Thursday, September 10, 2009

Did he pull it off?















Did Obama pull it off with his big speech? We won't know for days, even months. Failure can only be finally declared if he hasn't got a healthcare bill through by 1 January 2010. In part, this is what he is good at: a stirring, rousing speech full of high-minded phrases like "we came to build a future", "now is the season for action" and "we did not come here to fear the future. We came here to shape it".

He attempted to reclaim the flag for the Democrats, against critics who say he is not only wrong but unpatriotic in his plans. He said that "we lose something essential about ourselves" when helping those in need is attacked as un-American, and said that "large-heartedness, concern for others is not Democrat or Republican but part of the American character." As is, he said, more controversially, "an acknowledgement that sometimes government has to step in".

So far, so good. Conservatives had been calling for more substance. There was perhaps nothing new here but his list of promises did give me a clearer idea of what he wanted, and I've been hearing and reading about it for months and months. It is now there, in black and white within a 10-page speech:

• Insurance will be compulsory
• Those who have health care won't have to change what they have
• Those who don't have it, above a certain income, and big companies that don't provide it, will be fined
• Insurance companies will have to take on people with pre-existing conditions and won't be allowed to drop them when they get sick
• It won't add a dime to the deficit or be paid for out of the Medicare trust fund. The money will come from eliminating wasteful spending and taxing drug and insurance companies

There's a lot of devilish detail behind that outline, still to be pored over and defined, but the aims are clearer than before.

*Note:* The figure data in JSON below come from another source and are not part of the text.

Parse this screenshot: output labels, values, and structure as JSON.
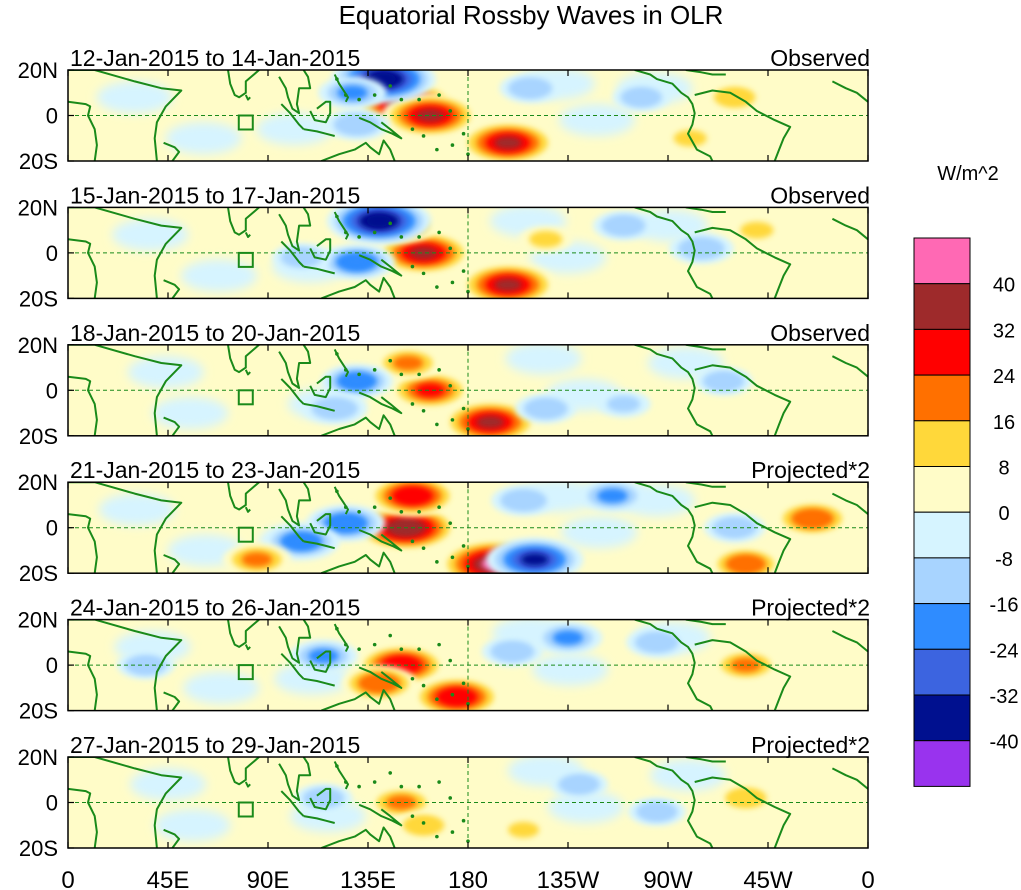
{
  "chart_data": {
    "type": "heatmap",
    "title": "Equatorial Rossby Waves in OLR",
    "variable": "OLR anomaly",
    "units_label": "W/m^2",
    "x_ticks": [
      "0",
      "45E",
      "90E",
      "135E",
      "180",
      "135W",
      "90W",
      "45W",
      "0"
    ],
    "x_tick_degrees": [
      0,
      45,
      90,
      135,
      180,
      225,
      270,
      315,
      360
    ],
    "y_ticks": [
      "20N",
      "0",
      "20S"
    ],
    "y_tick_degrees": [
      20,
      0,
      -20
    ],
    "xlim": [
      0,
      360
    ],
    "ylim": [
      -20,
      20
    ],
    "colorbar": {
      "levels": [
        -40,
        -32,
        -24,
        -16,
        -8,
        0,
        8,
        16,
        24,
        32,
        40
      ],
      "tick_labels": [
        "40",
        "32",
        "24",
        "16",
        "8",
        "0",
        "-8",
        "-16",
        "-24",
        "-32",
        "-40"
      ],
      "colors_top_to_bottom": [
        "#ff69b4",
        "#9e2a2b",
        "#ff0000",
        "#ff7000",
        "#ffd83a",
        "#fffcc8",
        "#d6f4ff",
        "#a8d4ff",
        "#2f8cff",
        "#3c64e0",
        "#00108f",
        "#9933ee"
      ]
    },
    "panels": [
      {
        "period": "12-Jan-2015 to 14-Jan-2015",
        "kind": "Observed",
        "features": [
          {
            "lon": 152,
            "lat": 5,
            "value": 36
          },
          {
            "lon": 163,
            "lat": 0,
            "value": 34
          },
          {
            "lon": 198,
            "lat": -12,
            "value": 34
          },
          {
            "lon": 142,
            "lat": 16,
            "value": -38
          },
          {
            "lon": 128,
            "lat": 10,
            "value": -18
          },
          {
            "lon": 130,
            "lat": -4,
            "value": -16
          },
          {
            "lon": 208,
            "lat": 12,
            "value": -14
          },
          {
            "lon": 258,
            "lat": 8,
            "value": -12
          },
          {
            "lon": 300,
            "lat": 8,
            "value": 12
          },
          {
            "lon": 280,
            "lat": -10,
            "value": 10
          }
        ]
      },
      {
        "period": "15-Jan-2015 to 17-Jan-2015",
        "kind": "Observed",
        "features": [
          {
            "lon": 160,
            "lat": 0,
            "value": 34
          },
          {
            "lon": 150,
            "lat": 12,
            "value": 20
          },
          {
            "lon": 198,
            "lat": -14,
            "value": 34
          },
          {
            "lon": 140,
            "lat": 14,
            "value": -38
          },
          {
            "lon": 130,
            "lat": -4,
            "value": -22
          },
          {
            "lon": 105,
            "lat": -2,
            "value": -12
          },
          {
            "lon": 250,
            "lat": 12,
            "value": -14
          },
          {
            "lon": 285,
            "lat": 2,
            "value": -16
          },
          {
            "lon": 215,
            "lat": 6,
            "value": 10
          },
          {
            "lon": 310,
            "lat": 10,
            "value": 10
          }
        ]
      },
      {
        "period": "18-Jan-2015 to 20-Jan-2015",
        "kind": "Observed",
        "features": [
          {
            "lon": 163,
            "lat": 0,
            "value": 26
          },
          {
            "lon": 153,
            "lat": 12,
            "value": 18
          },
          {
            "lon": 190,
            "lat": -14,
            "value": 34
          },
          {
            "lon": 130,
            "lat": 4,
            "value": -20
          },
          {
            "lon": 120,
            "lat": -8,
            "value": -16
          },
          {
            "lon": 215,
            "lat": -8,
            "value": -14
          },
          {
            "lon": 250,
            "lat": -6,
            "value": -10
          },
          {
            "lon": 295,
            "lat": 4,
            "value": -12
          }
        ]
      },
      {
        "period": "21-Jan-2015 to 23-Jan-2015",
        "kind": "Projected*2",
        "features": [
          {
            "lon": 152,
            "lat": 0,
            "value": 38
          },
          {
            "lon": 155,
            "lat": 14,
            "value": 30
          },
          {
            "lon": 192,
            "lat": -16,
            "value": 42
          },
          {
            "lon": 210,
            "lat": -14,
            "value": -34
          },
          {
            "lon": 125,
            "lat": 2,
            "value": -24
          },
          {
            "lon": 105,
            "lat": -6,
            "value": -22
          },
          {
            "lon": 85,
            "lat": -14,
            "value": 18
          },
          {
            "lon": 205,
            "lat": 12,
            "value": -16
          },
          {
            "lon": 245,
            "lat": 14,
            "value": -18
          },
          {
            "lon": 335,
            "lat": 4,
            "value": 22
          },
          {
            "lon": 305,
            "lat": -16,
            "value": 20
          },
          {
            "lon": 300,
            "lat": 0,
            "value": -14
          }
        ]
      },
      {
        "period": "24-Jan-2015 to 26-Jan-2015",
        "kind": "Projected*2",
        "features": [
          {
            "lon": 150,
            "lat": 0,
            "value": 30
          },
          {
            "lon": 140,
            "lat": -8,
            "value": 22
          },
          {
            "lon": 175,
            "lat": -14,
            "value": 30
          },
          {
            "lon": 115,
            "lat": 4,
            "value": -18
          },
          {
            "lon": 200,
            "lat": 6,
            "value": -14
          },
          {
            "lon": 225,
            "lat": 12,
            "value": -18
          },
          {
            "lon": 265,
            "lat": 10,
            "value": -14
          },
          {
            "lon": 305,
            "lat": 0,
            "value": 18
          },
          {
            "lon": 35,
            "lat": 0,
            "value": -12
          }
        ]
      },
      {
        "period": "27-Jan-2015 to 29-Jan-2015",
        "kind": "Projected*2",
        "features": [
          {
            "lon": 150,
            "lat": 0,
            "value": 18
          },
          {
            "lon": 160,
            "lat": -10,
            "value": 12
          },
          {
            "lon": 115,
            "lat": 2,
            "value": -12
          },
          {
            "lon": 230,
            "lat": 8,
            "value": -12
          },
          {
            "lon": 265,
            "lat": -4,
            "value": -12
          },
          {
            "lon": 305,
            "lat": 2,
            "value": 12
          },
          {
            "lon": 205,
            "lat": -12,
            "value": 8
          }
        ]
      }
    ]
  }
}
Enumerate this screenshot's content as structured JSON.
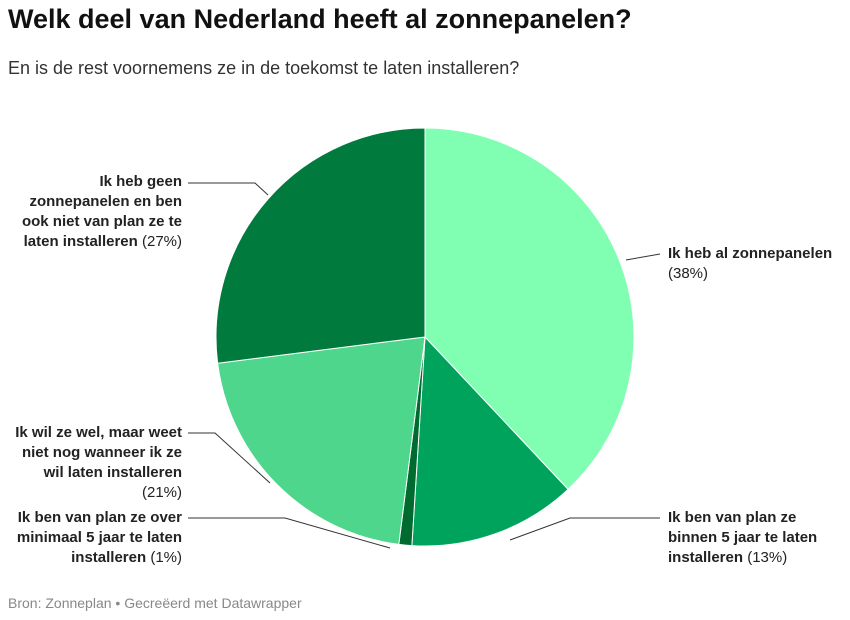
{
  "chart_data": {
    "type": "pie",
    "title": "Welk deel van Nederland heeft al zonnepanelen?",
    "subtitle": "En is de rest voornemens ze in de toekomst te laten installeren?",
    "categories": [
      "Ik heb al zonnepanelen",
      "Ik ben van plan ze binnen 5 jaar te laten installeren",
      "Ik ben van plan ze over minimaal 5 jaar te laten installeren",
      "Ik wil ze wel, maar weet niet nog wanneer ik ze wil laten installeren",
      "Ik heb geen zonnepanelen en ben ook niet van plan ze te laten installeren"
    ],
    "values": [
      38,
      13,
      1,
      21,
      27
    ],
    "value_labels": [
      "(38%)",
      "(13%)",
      "(1%)",
      "(21%)",
      "(27%)"
    ],
    "colors": [
      "#80ffb3",
      "#00a35c",
      "#006b2e",
      "#4dd68c",
      "#007a3d"
    ],
    "source": "Bron: Zonneplan • Gecreëerd met Datawrapper"
  }
}
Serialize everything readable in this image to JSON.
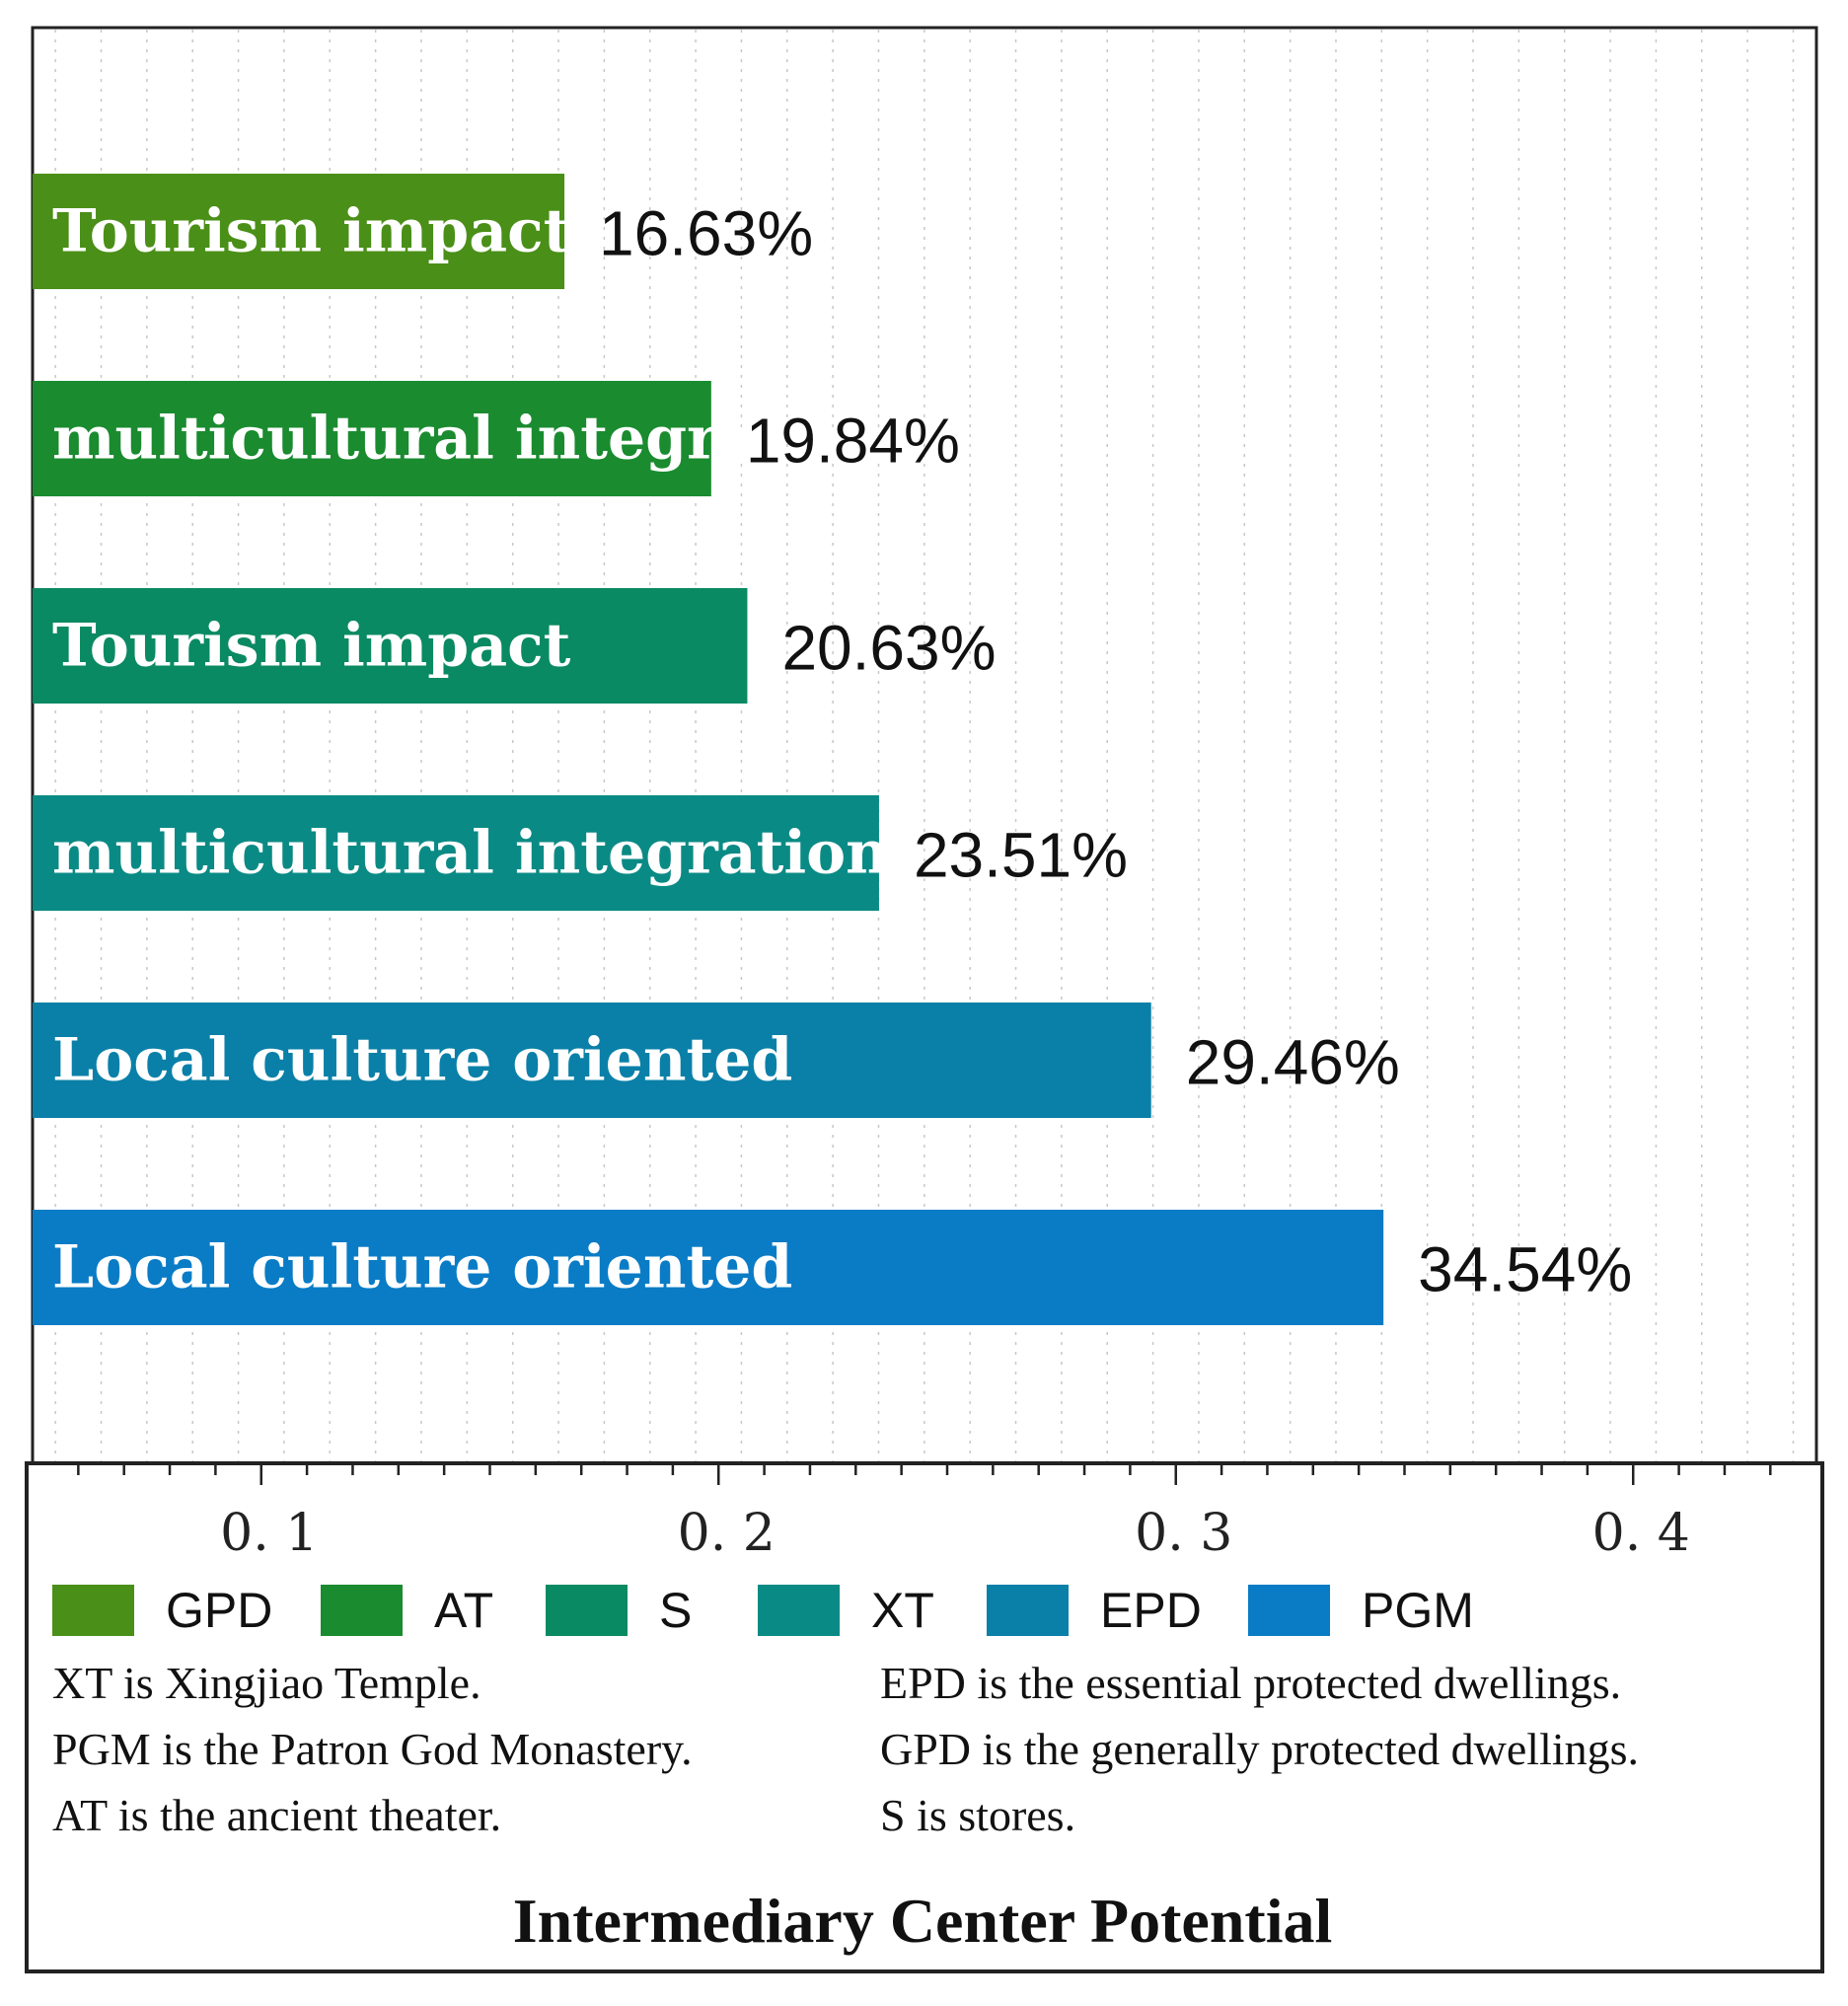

Most intriguing is one area that is still very cloudy. The president said he wouldn't "back down on the basic principle that if Americans can't find affordable coverage, we will provide you with a choice."

He says the public option, a government scheme funded by the premiums it collects but non-profit making, and hated by the right as socialism would be "an additional step we can take" to put pressure on insurance companies to provide a good, and cheaper service. But it is "a means to that end" and "we should remain open to other ideas". To me, that sounds like it's a negotiating position he is willing to sacrifice.

Has he pulled it off? Not by a long chalk, not yet. But if he persuades the public and makes deals on the hill, it could be over by Christmas.